1 MARCH 2008, Page 40

Aural danger

Marcus Berkmann

The Guardian had an interesting — and, frankly, terrifying — piece the other day by Nick Coleman, the Independent’s long-serving and shamelessly cerebral rock critic. I used to know Nick slightly: we talked drivel on the same radio show for a while a dozen years ago, and he wrote a piece about my first cricket book, in which he described me as ‘faintly posh and indefatigably sunny’, a combination of words that makes my girlfriend fall about to this day. Actually, I liked him a lot: he has an incredibly dry sense of humour and loves music to his core.

And a terrible thing has happened to him. Without warning, or apparent reason, he has lost his hearing in one ear. Worse, the ability to hear in that ear has been replaced by a monstrous variety of noises, as his brain tries to compensate. ‘It is the auditory equivalent of the illusion experienced by amputees,’ he explains. It’s not conventional tinnitus, ‘but entirely reactive to input in the good ear ... When two or more voices are joined in amiable conversation, I hear trains entering underground stations.’ And music, his ‘great passion in life’, has become a nightmare. ‘What I can hear is monophonic, on the far side of whatever uproar happens to be filling my head.’ He manages to write about all this with great eloquence and without a trace of selfpity, or the rage he must surely feel. Because the chances are that this will get no better. His ability to cope with it might, but the hearing in that ear seems to be gone for good.

As it happens, Nick is the same age as me: 47. We are at that slightly worrying age when bits of us start dropping off and people we know keel over for no apparent reason. It may be that, for rock critics, what seems the most important of the five senses is also the most vulnerable. For a few years at the beginning of the 1990s I reviewed a lot of gigs for the Daily Mail, an experience that gradually eroded my desire ever to see live music again, and, after a particularly deafening Tina Turner concert in Antwerp, curtailed my ability to. For ten days after this dismal, sweaty event, I had savage ringing in my ears. I felt I could go on no longer, and retired immediately from the gig treadmill. The tinnitus gradually subsided to manageable levels, and didn’t really bother me until a couple of years ago. Then, overnight, thanks (I believe) to a series of highly stressful events, the volume was suddenly turned up, and every day I found I was inadvertently listening to something a little like Lou Reed’s Metal Machine Music.

I went to the doctor. He asked me whether I had ever listened to loud music. I said I used to for a living; he wrote down ‘rock critic’ and that was the end of the conversation. It was clearly my own fault. Contributory negligence through attendance of terrible Neil Diamond concerts at Wembley Arena. Not that doctors can do anything anyway: as a tinnitus sufferer your only hope is to try to train yourself to cope with it. Apparently, I’m quite lucky: it’s in both ears (it’s much worse if you have it in only one ear) and it’s a high-pitched whine (with a ‘carpet’ of white noise behind) rather than a bassy roar or rumble. Sometimes it’s not so loud, sometimes it’s even louder, usually depending on my stress levels. But is it really louder, or am I just blanking it out less effectively? The main thing is that it hasn’t affected my ability to enjoy music. In fact, music has become more important than ever. Most of the time I can disregard my tinnitus when outside, or indoors listening to music, but not indoors in silence. So I play music while I work, all day every day. ‘Turn that music down!’ shout my kids.

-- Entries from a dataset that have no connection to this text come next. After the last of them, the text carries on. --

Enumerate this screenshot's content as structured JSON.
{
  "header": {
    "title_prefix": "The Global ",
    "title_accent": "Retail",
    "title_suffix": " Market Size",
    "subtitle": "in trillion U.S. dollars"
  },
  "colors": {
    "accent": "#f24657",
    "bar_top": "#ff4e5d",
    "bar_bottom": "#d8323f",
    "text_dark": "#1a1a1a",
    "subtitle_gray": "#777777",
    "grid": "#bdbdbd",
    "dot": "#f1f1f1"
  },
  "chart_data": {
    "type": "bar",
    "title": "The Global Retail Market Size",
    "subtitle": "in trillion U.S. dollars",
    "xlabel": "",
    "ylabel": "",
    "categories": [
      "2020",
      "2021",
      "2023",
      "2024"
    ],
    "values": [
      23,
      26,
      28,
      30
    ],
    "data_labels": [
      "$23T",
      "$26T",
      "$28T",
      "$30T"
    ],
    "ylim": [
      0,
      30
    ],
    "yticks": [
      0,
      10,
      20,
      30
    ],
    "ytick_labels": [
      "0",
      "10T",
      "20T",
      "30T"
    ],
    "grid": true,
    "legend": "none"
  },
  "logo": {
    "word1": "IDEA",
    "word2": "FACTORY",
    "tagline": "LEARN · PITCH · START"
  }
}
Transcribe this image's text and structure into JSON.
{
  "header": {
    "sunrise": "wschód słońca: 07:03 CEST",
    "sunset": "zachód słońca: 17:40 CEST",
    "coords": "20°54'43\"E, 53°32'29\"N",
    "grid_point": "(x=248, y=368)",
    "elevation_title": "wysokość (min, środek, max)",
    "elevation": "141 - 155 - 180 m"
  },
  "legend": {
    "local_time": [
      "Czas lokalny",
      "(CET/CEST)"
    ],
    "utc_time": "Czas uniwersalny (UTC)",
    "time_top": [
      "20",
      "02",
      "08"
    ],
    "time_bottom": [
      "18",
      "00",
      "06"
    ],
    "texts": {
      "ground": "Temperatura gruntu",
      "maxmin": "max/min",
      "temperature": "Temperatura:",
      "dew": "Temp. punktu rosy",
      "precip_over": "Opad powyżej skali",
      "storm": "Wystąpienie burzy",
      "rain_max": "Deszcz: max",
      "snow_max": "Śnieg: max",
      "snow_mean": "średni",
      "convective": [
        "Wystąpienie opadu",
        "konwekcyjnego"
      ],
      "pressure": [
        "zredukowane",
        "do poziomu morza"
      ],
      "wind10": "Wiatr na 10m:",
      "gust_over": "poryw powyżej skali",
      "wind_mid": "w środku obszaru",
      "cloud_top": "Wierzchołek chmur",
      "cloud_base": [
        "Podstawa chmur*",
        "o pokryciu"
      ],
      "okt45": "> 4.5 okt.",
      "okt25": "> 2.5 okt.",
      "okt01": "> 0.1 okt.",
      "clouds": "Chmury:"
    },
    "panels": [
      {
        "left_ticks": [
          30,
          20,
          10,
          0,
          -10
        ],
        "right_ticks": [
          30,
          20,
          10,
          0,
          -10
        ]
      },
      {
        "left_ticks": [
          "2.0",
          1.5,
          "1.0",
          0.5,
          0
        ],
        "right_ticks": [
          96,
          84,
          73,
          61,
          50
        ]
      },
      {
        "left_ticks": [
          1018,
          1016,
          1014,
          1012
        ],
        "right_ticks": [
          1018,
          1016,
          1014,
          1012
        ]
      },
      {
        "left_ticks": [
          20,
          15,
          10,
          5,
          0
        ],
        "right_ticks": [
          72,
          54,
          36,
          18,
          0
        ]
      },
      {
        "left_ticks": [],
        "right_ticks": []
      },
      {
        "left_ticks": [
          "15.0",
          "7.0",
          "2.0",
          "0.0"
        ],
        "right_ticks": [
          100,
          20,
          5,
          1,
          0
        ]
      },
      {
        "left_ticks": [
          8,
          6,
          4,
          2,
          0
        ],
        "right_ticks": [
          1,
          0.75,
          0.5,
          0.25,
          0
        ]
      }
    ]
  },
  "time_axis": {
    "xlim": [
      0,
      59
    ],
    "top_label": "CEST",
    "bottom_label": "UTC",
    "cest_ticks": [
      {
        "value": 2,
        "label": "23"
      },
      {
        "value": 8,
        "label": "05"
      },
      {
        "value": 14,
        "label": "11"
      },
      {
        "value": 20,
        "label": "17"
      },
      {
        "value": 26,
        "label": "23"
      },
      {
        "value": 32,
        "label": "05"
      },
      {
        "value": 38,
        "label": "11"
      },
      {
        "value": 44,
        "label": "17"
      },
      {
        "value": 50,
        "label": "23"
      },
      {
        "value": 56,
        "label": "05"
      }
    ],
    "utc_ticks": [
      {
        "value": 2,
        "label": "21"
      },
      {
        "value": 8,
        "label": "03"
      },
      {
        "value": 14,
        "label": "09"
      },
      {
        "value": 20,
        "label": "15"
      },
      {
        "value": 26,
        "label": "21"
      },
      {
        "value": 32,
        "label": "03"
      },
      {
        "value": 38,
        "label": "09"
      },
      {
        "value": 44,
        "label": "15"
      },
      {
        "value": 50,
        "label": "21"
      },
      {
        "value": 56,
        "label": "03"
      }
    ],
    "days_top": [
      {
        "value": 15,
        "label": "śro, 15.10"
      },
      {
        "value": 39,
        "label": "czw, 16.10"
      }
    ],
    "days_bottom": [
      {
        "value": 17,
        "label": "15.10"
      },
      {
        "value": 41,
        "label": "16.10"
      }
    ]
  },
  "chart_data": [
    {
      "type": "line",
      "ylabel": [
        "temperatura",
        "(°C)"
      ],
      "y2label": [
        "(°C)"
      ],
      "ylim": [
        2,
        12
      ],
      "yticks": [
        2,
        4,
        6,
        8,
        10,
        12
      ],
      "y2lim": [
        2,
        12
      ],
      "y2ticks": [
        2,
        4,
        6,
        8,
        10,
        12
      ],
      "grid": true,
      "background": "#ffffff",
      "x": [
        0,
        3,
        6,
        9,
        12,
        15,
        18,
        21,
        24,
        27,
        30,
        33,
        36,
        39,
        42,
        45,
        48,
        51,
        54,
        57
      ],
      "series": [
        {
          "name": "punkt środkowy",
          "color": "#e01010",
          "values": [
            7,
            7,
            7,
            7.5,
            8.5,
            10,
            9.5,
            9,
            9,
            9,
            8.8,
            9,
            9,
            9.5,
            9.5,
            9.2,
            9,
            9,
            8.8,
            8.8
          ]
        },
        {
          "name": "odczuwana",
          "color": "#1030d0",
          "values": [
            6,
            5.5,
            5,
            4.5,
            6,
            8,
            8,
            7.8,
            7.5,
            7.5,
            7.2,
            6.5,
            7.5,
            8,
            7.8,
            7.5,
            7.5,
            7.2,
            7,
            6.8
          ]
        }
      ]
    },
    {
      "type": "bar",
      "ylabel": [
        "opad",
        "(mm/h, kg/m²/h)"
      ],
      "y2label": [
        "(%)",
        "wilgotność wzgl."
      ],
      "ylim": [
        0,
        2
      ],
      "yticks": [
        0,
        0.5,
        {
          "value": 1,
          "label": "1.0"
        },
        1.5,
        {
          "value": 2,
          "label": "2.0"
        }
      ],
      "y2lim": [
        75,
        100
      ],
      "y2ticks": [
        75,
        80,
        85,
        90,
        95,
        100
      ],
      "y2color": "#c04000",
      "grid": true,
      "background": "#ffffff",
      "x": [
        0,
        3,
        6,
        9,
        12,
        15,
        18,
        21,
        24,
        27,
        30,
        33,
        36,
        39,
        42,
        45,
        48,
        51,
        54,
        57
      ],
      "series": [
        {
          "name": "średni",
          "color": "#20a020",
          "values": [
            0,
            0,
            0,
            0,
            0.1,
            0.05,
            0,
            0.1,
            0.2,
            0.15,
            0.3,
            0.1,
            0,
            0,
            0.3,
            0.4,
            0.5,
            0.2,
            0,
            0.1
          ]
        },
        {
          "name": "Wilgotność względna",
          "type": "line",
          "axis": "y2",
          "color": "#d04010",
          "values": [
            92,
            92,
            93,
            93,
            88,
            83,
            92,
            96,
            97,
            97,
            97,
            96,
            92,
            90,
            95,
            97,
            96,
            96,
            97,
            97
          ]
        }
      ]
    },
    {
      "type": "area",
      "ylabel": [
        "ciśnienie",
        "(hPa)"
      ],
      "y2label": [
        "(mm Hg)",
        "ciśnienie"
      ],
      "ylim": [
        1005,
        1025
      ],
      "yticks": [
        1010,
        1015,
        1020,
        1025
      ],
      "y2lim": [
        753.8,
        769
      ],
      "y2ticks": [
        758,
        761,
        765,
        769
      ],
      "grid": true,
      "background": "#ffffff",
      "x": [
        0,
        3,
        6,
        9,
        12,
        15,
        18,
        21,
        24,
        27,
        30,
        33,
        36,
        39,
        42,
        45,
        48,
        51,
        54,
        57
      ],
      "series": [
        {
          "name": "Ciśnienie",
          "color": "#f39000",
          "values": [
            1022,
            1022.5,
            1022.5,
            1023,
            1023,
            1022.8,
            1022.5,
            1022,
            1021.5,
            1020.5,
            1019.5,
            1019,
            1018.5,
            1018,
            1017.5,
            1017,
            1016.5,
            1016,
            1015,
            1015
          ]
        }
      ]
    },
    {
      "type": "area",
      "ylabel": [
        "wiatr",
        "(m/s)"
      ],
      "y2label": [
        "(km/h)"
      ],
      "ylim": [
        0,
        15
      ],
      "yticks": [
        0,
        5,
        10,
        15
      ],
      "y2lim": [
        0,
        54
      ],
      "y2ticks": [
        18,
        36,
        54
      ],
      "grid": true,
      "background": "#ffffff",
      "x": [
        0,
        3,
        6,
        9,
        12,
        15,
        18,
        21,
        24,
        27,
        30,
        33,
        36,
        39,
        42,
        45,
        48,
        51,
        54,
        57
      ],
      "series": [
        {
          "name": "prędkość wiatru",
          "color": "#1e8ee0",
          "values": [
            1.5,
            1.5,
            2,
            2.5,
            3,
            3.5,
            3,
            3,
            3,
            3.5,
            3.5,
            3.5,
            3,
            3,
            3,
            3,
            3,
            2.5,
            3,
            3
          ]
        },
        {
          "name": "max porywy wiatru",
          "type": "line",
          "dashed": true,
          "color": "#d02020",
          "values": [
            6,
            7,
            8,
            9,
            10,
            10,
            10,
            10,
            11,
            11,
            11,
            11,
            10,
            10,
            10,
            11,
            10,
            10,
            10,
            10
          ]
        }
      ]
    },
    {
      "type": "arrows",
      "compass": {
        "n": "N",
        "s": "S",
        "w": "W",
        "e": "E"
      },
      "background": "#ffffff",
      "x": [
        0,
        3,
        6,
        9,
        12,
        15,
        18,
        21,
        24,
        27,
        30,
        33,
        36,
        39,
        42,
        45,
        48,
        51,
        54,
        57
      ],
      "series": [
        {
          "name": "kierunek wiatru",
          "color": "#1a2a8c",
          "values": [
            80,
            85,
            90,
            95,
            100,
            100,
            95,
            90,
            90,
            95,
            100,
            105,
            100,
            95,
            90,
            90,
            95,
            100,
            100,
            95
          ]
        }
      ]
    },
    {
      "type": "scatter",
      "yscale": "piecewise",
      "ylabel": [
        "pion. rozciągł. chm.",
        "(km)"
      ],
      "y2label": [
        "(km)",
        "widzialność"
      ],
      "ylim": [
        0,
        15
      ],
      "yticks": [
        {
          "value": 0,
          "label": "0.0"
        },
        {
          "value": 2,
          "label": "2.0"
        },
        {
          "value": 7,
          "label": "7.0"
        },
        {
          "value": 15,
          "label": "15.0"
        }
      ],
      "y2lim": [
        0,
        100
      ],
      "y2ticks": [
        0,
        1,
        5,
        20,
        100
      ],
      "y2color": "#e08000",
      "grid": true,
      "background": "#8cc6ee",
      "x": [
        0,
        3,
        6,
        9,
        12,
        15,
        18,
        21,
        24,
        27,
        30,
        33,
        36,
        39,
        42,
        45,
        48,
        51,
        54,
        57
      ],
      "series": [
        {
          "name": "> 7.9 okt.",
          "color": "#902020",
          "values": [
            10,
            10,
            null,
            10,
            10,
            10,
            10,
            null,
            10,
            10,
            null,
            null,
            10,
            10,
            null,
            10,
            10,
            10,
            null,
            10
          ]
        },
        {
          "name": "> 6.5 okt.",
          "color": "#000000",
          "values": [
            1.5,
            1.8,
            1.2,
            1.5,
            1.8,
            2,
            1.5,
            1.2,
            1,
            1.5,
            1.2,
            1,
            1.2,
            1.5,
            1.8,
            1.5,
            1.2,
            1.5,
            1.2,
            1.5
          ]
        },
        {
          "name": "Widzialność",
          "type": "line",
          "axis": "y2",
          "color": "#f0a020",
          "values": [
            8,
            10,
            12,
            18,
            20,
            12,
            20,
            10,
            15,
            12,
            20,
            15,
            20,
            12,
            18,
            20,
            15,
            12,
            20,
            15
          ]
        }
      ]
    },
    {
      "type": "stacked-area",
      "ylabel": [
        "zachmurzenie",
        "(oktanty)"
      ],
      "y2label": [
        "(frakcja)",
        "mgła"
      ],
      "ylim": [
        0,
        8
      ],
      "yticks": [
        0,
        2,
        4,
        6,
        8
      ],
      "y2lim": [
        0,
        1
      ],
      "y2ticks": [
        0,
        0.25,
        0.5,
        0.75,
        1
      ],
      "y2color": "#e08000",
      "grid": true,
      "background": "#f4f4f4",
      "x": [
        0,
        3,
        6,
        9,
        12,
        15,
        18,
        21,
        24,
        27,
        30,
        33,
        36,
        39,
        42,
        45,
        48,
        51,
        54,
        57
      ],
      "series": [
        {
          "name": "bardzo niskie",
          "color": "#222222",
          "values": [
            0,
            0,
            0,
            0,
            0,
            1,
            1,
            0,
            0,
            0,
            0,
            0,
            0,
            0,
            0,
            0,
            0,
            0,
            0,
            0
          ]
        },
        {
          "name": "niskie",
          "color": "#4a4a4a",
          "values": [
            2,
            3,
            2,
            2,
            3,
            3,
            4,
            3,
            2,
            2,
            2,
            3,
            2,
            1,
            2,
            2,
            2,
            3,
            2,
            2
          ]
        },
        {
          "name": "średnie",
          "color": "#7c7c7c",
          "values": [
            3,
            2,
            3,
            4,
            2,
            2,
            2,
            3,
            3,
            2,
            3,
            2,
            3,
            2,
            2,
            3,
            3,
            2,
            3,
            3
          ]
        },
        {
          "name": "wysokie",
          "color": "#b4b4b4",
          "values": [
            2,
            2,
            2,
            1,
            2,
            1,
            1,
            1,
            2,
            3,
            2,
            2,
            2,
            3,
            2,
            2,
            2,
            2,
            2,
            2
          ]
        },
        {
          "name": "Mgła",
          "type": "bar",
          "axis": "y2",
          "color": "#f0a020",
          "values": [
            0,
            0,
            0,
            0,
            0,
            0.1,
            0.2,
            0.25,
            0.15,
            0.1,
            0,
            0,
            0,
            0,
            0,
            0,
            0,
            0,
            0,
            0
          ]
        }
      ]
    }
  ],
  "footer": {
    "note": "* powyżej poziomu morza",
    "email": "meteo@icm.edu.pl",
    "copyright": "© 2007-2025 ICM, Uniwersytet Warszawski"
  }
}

For me, though, it’s just inconvenience, mixed with fear that it’ll get worse, and a sudden awareness of the fragility of good health. For Nick it must be like a punishment for a crime he doesn’t remember committing. The strange thing is that I feel that I am hearing music, in the sense of discerning, processing and enjoying it, better than ever. It’s just the bloody ears that start letting you down. Critical faculties on an upward slope, physical faculties on a downward slope. When do the two slopes cross? Or have they crossed already?